Staples also carries large easel size pads of 1 inch graph paper for about 14 bucks CDN. (not sure if Staples is in the US or not…but its a big box office supply here in Canada…I do my laminating there too)
This is great for users of the Dundjinni tactical map software.
I plan on cutting the borders off of my laser printed map sections, laminating them with the “stiff” lamination and then gluing them to poster board. This creates a colored battle board. I add printed accessories to this board (like trees, rivers, boulders) to create many different outdoor scenes.
I’ve had a lot of wear on them in their initial incarnation, so lamination will solve that issue.

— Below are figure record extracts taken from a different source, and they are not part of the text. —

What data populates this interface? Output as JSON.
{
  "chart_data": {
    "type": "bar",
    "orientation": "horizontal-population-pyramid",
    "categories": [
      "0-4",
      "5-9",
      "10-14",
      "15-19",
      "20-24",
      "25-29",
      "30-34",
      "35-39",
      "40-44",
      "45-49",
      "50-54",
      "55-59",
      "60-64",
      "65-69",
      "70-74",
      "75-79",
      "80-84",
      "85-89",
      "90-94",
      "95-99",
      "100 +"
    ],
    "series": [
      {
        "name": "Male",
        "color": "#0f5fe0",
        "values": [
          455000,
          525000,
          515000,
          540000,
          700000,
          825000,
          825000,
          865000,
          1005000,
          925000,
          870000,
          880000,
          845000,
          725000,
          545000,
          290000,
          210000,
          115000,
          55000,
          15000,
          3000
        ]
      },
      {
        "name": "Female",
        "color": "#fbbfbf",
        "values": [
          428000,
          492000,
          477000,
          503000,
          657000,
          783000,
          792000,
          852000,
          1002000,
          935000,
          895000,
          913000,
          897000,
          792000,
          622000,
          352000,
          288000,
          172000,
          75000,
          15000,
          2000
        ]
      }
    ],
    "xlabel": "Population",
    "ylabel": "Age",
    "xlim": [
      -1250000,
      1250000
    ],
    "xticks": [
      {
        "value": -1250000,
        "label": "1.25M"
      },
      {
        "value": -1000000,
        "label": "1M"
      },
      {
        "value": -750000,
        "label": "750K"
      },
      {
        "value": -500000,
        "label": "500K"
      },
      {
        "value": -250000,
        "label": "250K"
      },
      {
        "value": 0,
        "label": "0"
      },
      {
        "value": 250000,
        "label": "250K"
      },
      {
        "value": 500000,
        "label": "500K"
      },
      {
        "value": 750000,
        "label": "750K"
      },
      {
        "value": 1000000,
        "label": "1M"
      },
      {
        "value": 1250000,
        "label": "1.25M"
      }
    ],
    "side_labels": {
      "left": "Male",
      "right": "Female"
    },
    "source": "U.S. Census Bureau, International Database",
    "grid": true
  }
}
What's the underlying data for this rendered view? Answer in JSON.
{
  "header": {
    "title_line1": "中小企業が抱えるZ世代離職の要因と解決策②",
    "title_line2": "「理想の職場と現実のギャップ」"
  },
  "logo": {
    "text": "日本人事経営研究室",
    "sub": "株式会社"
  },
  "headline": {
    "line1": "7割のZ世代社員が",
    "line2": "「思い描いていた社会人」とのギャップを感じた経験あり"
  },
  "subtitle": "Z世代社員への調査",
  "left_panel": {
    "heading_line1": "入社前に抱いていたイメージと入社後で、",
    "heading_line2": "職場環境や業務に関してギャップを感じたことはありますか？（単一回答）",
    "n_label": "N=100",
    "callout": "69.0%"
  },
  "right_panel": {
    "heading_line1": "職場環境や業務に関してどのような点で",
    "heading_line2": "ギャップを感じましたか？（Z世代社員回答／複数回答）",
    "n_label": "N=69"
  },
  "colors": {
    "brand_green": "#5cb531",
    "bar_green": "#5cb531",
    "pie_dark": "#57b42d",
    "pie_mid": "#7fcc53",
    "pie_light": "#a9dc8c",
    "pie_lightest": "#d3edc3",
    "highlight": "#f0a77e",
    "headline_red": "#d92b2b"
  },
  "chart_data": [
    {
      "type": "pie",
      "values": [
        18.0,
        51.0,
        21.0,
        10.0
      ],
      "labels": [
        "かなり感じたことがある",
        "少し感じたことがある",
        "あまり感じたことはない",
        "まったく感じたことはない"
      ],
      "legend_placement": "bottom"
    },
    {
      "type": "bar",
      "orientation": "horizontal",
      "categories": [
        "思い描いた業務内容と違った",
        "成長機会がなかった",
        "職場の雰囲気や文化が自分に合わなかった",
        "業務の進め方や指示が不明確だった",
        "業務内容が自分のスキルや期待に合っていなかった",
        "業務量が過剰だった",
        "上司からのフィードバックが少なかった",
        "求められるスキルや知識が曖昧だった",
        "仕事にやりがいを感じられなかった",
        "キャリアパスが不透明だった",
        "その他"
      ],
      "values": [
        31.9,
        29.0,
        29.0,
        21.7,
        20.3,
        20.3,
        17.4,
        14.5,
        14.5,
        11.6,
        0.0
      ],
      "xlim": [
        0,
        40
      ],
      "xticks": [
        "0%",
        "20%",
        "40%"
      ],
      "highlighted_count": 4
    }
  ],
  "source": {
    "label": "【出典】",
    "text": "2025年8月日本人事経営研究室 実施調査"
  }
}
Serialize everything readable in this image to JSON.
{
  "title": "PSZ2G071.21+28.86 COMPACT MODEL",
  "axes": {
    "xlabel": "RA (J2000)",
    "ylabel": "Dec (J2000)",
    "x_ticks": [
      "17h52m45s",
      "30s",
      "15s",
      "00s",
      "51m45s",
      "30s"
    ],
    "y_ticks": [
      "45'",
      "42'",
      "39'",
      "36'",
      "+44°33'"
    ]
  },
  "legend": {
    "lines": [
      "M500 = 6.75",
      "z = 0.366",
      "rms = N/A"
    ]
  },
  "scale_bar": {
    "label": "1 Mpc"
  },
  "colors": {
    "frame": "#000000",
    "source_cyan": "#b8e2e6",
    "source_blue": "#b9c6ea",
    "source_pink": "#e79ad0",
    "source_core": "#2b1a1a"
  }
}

This method is also great for creating miniatures-scaled colored dungeon geomorphs.
I just write in Sharpie on my Flip-Mat (laminated map that folds instead of rolls) when I want it to last for a long period of time. Then, take it off with a dry-erase marker later.
Of course, I am no artist and I wouldn’t want my work “under” lamination!
Trev: Laminating the skirmish maps for D&D sounds like a good idea. (And yep, there are Staples stores in the U.S. — I’ve never used them for lamination, but I’m not surprised that they do it.)
Mike: I dig the Dundjinni tie-in, and the idea of laminating little terrain elements separately, too. 🙂
Jeff: Is your Flip-Mat one of the ones that Steel Sqqire makes? I saw those at last year’s GenCon Indy, and I thought they were pretty nifty.